At Somerville, Professor Hodgkin was a founder of protein crystallography, a process that can determine a molecule’s three-dimensional shape by analyzing how X-rays bend and bounce off its crystallized form. She trained a cadre of students, including Barbara Low, in the emerging field.
Dr. Low in the late 1940s in California, where she was a research assistant to Linus C. Pauling, a future Nobel laureate, at the California Institute of Technology.Creditvia Columbia University
“Red-hot news,” Dr.
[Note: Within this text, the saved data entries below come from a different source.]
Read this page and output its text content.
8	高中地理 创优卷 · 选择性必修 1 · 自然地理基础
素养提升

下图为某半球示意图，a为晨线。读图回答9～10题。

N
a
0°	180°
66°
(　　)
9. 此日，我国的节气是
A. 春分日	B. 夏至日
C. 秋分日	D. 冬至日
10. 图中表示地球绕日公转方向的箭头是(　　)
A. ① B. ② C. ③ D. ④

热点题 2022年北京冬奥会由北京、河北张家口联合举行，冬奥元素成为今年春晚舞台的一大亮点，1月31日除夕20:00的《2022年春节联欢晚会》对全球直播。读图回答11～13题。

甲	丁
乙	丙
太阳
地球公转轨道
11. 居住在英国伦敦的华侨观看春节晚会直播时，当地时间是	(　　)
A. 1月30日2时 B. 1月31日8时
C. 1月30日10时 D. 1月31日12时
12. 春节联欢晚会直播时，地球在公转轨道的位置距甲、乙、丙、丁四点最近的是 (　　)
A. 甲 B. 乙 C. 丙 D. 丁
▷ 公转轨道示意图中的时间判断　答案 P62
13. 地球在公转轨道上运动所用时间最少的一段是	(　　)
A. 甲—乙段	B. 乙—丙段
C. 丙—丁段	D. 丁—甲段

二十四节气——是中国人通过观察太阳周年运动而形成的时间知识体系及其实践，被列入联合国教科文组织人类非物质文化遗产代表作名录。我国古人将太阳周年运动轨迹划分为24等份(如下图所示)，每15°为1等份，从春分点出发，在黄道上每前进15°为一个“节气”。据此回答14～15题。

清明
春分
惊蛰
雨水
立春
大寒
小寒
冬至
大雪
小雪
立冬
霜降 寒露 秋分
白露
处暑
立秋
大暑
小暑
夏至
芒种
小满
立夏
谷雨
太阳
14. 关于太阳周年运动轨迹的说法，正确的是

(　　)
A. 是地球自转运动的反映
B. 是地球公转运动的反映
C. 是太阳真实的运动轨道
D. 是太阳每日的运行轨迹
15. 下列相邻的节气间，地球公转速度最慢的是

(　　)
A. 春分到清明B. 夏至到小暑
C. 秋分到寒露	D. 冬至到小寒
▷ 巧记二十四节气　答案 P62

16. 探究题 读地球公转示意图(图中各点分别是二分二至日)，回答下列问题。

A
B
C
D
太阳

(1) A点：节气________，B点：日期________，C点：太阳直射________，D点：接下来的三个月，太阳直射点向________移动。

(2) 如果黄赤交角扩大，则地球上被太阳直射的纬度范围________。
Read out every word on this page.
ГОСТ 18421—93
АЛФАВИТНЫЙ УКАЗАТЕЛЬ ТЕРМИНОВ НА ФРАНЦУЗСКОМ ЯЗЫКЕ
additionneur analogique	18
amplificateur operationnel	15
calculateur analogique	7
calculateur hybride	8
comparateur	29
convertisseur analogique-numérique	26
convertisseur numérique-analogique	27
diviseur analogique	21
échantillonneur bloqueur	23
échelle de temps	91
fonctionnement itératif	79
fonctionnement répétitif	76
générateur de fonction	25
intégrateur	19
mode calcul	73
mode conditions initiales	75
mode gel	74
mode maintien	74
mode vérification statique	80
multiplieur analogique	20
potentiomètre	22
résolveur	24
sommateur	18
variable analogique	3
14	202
Low told Professor Hodgkin in July 1943, according to the book “Dorothy Hodgkin: A Life” (2014), by Georgina Ferry. “Penicillin and all its degradation products contain sulfur. This is very hush-hush.”
Their wartime research helped transform penicillin — the bacteria-killing substance that Alexander Fleming had discovered in mold in 1928 — into a wonder drug that could be replicated, mass-produced and reconfigured to produce stronger antibiotic derivatives for the treatment of a broader range of infections.
Professor Hodgkin had begun her career in 1932 in the laboratory of John Desmond Bernal, a pioneer in X-ray crystallography, at the University of Cambridge in England. At Oxford, she and Dr. Low focused on penicillin, which was first used to treat humans in 1941.
Chemists were still trying to isolate pure penicillin so it could be studied and synthesized. They used rudimentary computers. But as Ernst B. Chain, their colleague at Oxford, later said, “The final solution of the problem of the structure of penicillin came from crystallographic X-ray studies.”
Professor Hodgkin received the Nobel Prize inChemistry in 1964 for her breakthrough research in crystallography. The award citation went beyond her work in penicillin to mention her subsequent determination of the crystal structure of vitamin B-12 and other substances that proved vital in advancing medical care.
Barbara Wharton Low was born on March 23, 1920, in Lancaster, in northwestern England, to Matthew and Mary Jane (Wharton) Low. She graduated from Sommerville with a bachelor’s degree in chemistry in 1943 and later received her master’s and doctorate in chemistry from Oxford.
After emigrating to the United States (she became a citizen in 1956), she was a research assistant to Linus C. Pauling, another future Nobel laureate, at the California Institute of Technology, and to the biochemist Edwin Cohn at Harvard. In 1950 she was appointed an assistant professor of biophysical chemistry at Harvard, where she discovered a protein structural element in amino acids known as the pi helix.
Dr. Low joined the Columbia faculty as an associate professor in 1956 and was promoted to professor in 1966. Her research there led to a better understanding of the protein receptor that responds to the neurotransmitter targeted by snake venom.
She retired as a professor in 1990, but she continued to lecture at the university until 2013.
Her legacy at Columbia went beyond academics: It was grounded in a commitment to rectify the second-class treatment her mentor had received as a teacher at Oxford.
“On the university’s affirmative action committee, she was very forceful in wanting Columbia to live up to its ideals of having a diverse faculty and work force,” Arthur G. Palmer, a professor of biochemistry and molecular biophysics and associate dean for graduate affairs at Columbia’s medical center, said in an email.
In 1950 Dr. Low married Metchie J. E. Budka, a fellow biochemist whom she had met at Harvard. He died in 1995. A sister, Marjorie Elizabeth Camp, died in 2002. No immediate family members survive.